This is quite a provocative story for some people. For me it is just fine because I am a great believer in equality and inclusivity although I don’t agree with all that is going on in the woke movement.
This story is about scientific research which may allow, for example, a couple of gay men to have a child to whom they are related. It seems hard to envisage that because at the moment the only way for a gay couple of men to have a child is to employ the services of a surrogate mother who carries the child of one of the men. That’s my understanding.
But the researchers have after 600 attempted implants created seven mouse pups by turning male cells into eggs and then fertilising that egg. I do not like the idea of any laboratory experiments on animals. It is a great shame that in order to achieve this advance, as some people will see it, it had to be at the expense of so many animals. That cannot be right.
But the scientists have successfully created healthy mice from two fathers and this, The Times states, “could pave the way for gay men to have children related to both parents”.
There has to be some caution because there are technical barriers to overcome. And there are ethical issues to overcome as well.

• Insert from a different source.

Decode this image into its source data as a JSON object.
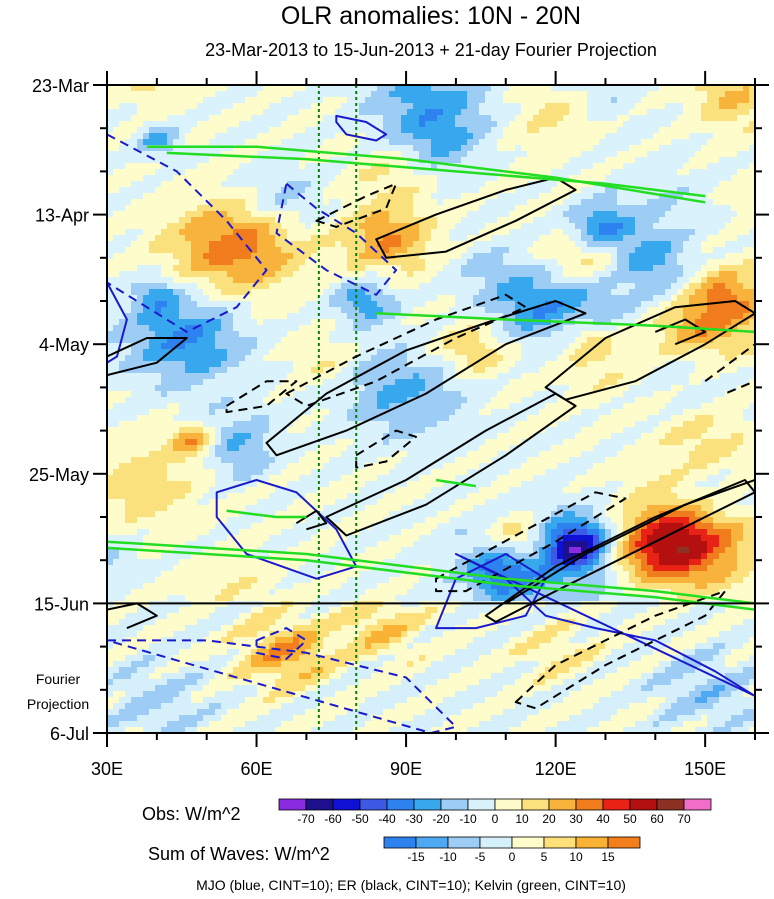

It appears that scientists have been trying to allow gay men to have children related to themselves for a long time because in 2018 scientists made 12 such mouse pups but all struggled to breathe and they died quite soon after birth. More unpleasant animal experiments I am afraid.
The research was carried out by Katsuhiko Hayashi from Kyushu University in Fukuoka, Japan. He claims that with his colleagues he has succeeded in making this technique work.

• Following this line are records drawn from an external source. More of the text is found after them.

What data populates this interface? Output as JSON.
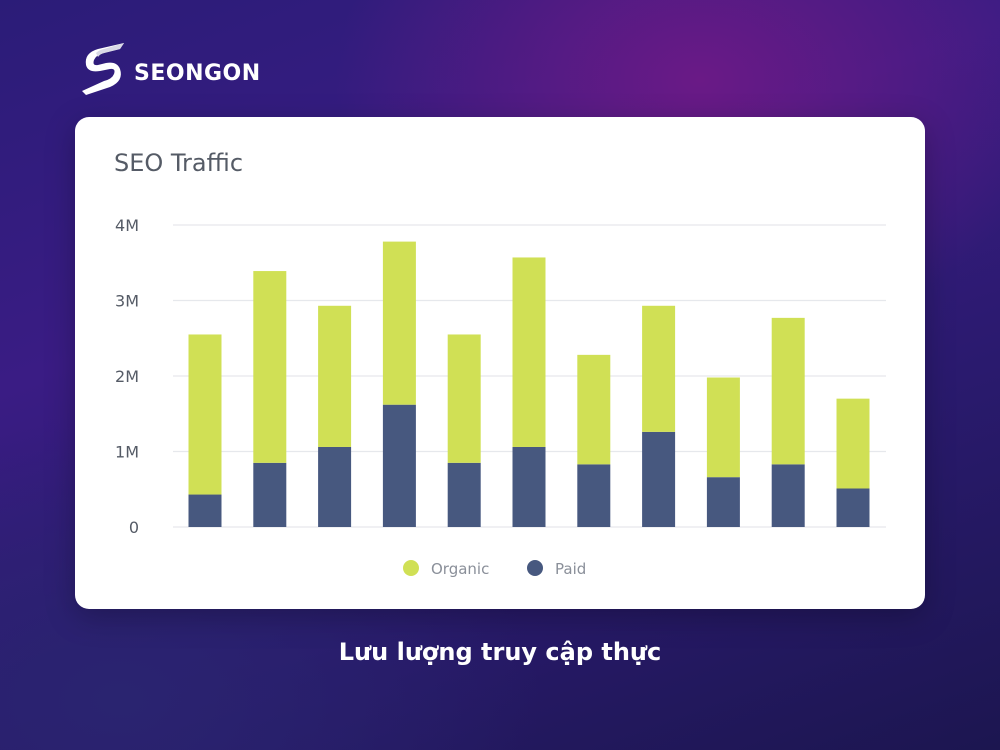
{
  "brand": {
    "name": "SEONGON",
    "logo_icon": "seongon-s-logo-icon"
  },
  "caption": "Lưu lượng truy cập thực",
  "colors": {
    "organic": "#d0e055",
    "paid": "#47587f",
    "grid": "#e6e8ec",
    "text": "#555b66",
    "card": "#ffffff"
  },
  "chart_data": {
    "type": "bar",
    "stacked": true,
    "title": "SEO Traffic",
    "xlabel": "",
    "ylabel": "",
    "categories": [
      "",
      "",
      "",
      "",
      "",
      "",
      "",
      "",
      "",
      "",
      ""
    ],
    "series": [
      {
        "name": "Paid",
        "color": "#47587f",
        "values": [
          0.43,
          0.85,
          1.06,
          1.62,
          0.85,
          1.06,
          0.83,
          1.26,
          0.66,
          0.83,
          0.51
        ]
      },
      {
        "name": "Organic",
        "color": "#d0e055",
        "values": [
          2.12,
          2.54,
          1.87,
          2.16,
          1.7,
          2.51,
          1.45,
          1.67,
          1.32,
          1.94,
          1.19
        ]
      }
    ],
    "ylim": [
      0,
      4
    ],
    "yticks": [
      0,
      1,
      2,
      3,
      4
    ],
    "ytick_labels": [
      "0",
      "1M",
      "2M",
      "3M",
      "4M"
    ],
    "grid": true,
    "legend": {
      "position": "bottom-center",
      "items": [
        "Organic",
        "Paid"
      ]
    }
  }
}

“This is the first case of making robust mammal oocyts [egg cells] from male cells.”
They programmed a skin cell from a male mouse to become a stem cell. The cell had XY chromosomes. This means that they could not turn into an egg as eggs are female and have XX chromosomes.
The researchers used a technique to remove the Y chromosome and replaced it with an X chromosome. They then grew the cell into becoming an egg.
They hope that the technique may also be used to improve female fertility when for example Turner syndrome causes female infertility. This disease is caused by chromosomal abnormalities.
They believe and hope that the process could be applied to human cells within a decade.
A professor of stem cell science that King’s College London, Dusco Ilic, said that he was amazed by the research but added that there was a long way to go in applying it to humans both from an ethical and 10 ecological standpoint. My thanks as usual to The Times (Tome Whipple).